Room: Track 3
Purpose: Personalized tumor dosimetry in targeted radionuclide therapy commonly relies on the acquisition and temporal coregistration of serial PET/CT or SPECT/CT images. This work investigates the impact of incorporating deformable registration (DR) in the calculation of 3D internal dose distributions.

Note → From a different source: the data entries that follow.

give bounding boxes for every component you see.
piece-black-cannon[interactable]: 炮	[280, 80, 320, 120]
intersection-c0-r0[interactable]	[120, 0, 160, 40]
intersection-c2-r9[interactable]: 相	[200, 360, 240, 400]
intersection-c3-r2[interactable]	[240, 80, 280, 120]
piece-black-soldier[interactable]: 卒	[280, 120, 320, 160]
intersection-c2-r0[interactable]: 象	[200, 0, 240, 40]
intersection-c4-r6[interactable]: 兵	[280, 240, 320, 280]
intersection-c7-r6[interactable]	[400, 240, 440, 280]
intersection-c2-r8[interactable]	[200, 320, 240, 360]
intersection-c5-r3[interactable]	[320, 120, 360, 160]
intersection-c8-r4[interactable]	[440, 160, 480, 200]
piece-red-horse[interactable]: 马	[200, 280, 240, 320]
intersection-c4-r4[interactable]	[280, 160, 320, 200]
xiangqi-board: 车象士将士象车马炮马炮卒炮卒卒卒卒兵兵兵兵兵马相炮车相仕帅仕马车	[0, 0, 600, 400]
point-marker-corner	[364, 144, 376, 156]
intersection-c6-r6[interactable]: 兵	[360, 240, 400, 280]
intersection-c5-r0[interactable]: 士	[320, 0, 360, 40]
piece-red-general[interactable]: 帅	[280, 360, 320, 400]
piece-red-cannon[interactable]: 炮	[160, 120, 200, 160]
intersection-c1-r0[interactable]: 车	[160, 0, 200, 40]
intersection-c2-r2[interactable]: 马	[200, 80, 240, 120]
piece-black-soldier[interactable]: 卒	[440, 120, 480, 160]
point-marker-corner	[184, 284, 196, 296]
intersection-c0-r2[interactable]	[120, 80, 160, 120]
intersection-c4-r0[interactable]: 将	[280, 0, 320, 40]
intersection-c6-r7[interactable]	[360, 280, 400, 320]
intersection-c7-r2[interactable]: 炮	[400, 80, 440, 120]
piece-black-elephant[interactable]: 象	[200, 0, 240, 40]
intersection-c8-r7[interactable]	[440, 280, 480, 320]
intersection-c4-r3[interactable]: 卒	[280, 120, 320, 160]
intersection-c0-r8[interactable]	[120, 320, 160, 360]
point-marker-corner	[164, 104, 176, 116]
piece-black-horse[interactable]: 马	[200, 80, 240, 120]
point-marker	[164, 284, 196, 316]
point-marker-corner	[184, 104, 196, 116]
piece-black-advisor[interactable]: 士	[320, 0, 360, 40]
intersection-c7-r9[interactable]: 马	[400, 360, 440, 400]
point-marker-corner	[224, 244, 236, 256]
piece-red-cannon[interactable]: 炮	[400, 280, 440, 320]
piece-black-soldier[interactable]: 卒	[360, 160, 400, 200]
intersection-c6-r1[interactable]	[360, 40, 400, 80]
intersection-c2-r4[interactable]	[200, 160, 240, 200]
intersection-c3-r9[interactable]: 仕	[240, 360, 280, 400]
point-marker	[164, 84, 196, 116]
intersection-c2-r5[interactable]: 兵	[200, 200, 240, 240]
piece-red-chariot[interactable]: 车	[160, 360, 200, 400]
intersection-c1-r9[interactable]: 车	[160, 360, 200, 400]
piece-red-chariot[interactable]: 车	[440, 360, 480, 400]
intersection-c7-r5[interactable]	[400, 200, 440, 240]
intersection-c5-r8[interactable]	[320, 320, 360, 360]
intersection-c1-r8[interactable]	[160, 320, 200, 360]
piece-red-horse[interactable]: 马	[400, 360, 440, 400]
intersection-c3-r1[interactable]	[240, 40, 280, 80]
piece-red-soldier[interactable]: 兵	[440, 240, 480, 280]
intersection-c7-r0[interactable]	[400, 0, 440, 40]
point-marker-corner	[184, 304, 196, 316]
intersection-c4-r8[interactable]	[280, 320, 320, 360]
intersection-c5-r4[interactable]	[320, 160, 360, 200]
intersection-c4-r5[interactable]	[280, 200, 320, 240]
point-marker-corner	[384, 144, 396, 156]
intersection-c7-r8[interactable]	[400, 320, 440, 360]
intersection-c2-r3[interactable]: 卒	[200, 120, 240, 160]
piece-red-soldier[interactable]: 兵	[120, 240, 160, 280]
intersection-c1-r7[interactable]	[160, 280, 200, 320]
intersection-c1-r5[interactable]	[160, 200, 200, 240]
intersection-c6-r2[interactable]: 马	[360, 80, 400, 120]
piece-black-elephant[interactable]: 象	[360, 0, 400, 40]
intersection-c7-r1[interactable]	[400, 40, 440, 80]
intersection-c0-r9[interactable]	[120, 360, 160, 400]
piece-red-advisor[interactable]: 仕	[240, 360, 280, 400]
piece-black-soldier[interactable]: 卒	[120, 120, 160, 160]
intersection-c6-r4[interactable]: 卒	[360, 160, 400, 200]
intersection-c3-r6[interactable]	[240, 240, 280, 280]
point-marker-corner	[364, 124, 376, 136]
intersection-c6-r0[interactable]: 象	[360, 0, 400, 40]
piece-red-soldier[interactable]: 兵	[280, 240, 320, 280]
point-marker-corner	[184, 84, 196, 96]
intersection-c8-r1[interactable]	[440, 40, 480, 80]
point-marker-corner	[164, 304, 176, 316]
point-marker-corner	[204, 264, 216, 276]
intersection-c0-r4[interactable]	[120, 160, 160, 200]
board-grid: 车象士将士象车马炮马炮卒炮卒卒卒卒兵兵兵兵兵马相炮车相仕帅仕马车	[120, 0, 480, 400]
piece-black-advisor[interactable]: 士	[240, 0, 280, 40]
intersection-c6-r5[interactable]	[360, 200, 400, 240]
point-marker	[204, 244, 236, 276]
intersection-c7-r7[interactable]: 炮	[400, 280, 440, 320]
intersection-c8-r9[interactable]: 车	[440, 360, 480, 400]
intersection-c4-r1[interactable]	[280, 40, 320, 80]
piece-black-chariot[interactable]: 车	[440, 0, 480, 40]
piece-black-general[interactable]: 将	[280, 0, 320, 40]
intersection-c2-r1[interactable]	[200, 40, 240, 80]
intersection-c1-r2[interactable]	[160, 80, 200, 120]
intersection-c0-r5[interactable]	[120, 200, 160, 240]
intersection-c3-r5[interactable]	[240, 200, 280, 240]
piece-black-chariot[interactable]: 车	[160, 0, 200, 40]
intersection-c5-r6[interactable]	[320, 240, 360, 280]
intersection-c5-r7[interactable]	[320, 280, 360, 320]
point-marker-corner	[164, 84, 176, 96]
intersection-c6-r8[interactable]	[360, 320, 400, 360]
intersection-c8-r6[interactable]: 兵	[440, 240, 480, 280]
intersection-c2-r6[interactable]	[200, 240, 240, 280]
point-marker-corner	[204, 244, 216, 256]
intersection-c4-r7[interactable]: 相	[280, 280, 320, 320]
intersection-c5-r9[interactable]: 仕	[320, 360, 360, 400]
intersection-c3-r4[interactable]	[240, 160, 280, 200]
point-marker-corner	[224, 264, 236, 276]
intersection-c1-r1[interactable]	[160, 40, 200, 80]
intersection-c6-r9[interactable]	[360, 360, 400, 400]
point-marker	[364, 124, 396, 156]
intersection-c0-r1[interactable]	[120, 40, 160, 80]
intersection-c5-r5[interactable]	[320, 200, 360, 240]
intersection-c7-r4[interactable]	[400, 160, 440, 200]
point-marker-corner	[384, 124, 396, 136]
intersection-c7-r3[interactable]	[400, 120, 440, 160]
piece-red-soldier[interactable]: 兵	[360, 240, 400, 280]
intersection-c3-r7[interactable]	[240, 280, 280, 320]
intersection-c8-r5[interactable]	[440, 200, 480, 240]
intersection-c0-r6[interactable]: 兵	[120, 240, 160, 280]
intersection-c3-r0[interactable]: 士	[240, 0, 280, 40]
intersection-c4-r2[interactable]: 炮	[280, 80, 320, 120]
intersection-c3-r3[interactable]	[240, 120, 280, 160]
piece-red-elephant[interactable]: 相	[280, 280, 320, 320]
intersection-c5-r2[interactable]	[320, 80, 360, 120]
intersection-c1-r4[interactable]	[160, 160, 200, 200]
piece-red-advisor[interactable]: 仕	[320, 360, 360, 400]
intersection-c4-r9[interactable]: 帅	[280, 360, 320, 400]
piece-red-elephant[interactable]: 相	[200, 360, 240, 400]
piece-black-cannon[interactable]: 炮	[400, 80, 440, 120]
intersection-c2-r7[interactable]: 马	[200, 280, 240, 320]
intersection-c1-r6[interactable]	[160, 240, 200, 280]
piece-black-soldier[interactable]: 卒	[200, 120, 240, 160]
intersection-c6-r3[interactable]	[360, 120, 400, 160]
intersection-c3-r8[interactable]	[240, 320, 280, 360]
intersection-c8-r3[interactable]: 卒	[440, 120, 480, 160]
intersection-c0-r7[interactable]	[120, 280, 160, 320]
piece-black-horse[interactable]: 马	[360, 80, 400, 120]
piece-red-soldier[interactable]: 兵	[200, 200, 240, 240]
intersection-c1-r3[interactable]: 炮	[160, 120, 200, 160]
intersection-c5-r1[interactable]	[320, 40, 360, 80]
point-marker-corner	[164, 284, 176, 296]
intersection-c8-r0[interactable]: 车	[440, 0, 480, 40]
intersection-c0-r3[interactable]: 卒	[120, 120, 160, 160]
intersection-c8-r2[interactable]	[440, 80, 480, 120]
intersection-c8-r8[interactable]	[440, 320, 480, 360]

Methods: Five companion canine patients presenting with widespread metastatic disease were administered 86Y-NM600 and scanned via PET/CT at 2, 24, and 48 h post-injection. Tumor volumes were expertly contoured at each timepoint and absorbed dose rate (ADR) distributions from ?°Y-NM600 were estimated using a Geant4-based Monte Carlo internal dosimetry platform. 3D tumor dose distributions were generated using either whole-body or locoregional CT-CT affine coregistration (WAC or LAC, respectively) prior to applying demons-based DR. The 48 h PET/CT, corresponding to peak differential tumor uptake, served as the reference to which all other timepoints were registered. CT-CT image transformations were applied to the corresponding ADR distribution and voxel-level absorbed dose was integrated within the tumor volumes.
Results: Sørensen–Dice index measured overlap of LAC tumor volumes was 17 ± 29% better than that produced by WAC. Incorporating DR improved the accuracy of temporal coregistration by up to 22 ± 31% for WAC+DR and 5 ± 11% for LAC+DR. Differences in reported D90 for tumor DVHs ranged between –19.7 to 3.0%, -10.8 to 1.8%, and -2.2 to 1.7% for WAC vs LAC+DR, WAC+DR vs LAC+DR, and LAC vs LAC+DR approaches, respectively.
Conclusion: The choice of temporal coregistration approach in multi-timepoint dosimetry studies can significantly impact personalized tumor dosimetry calculations. Incorporating DR in these approaches can improve the coregistration of tumor volumes across an imaging series and result in more accurate internal dose distributions.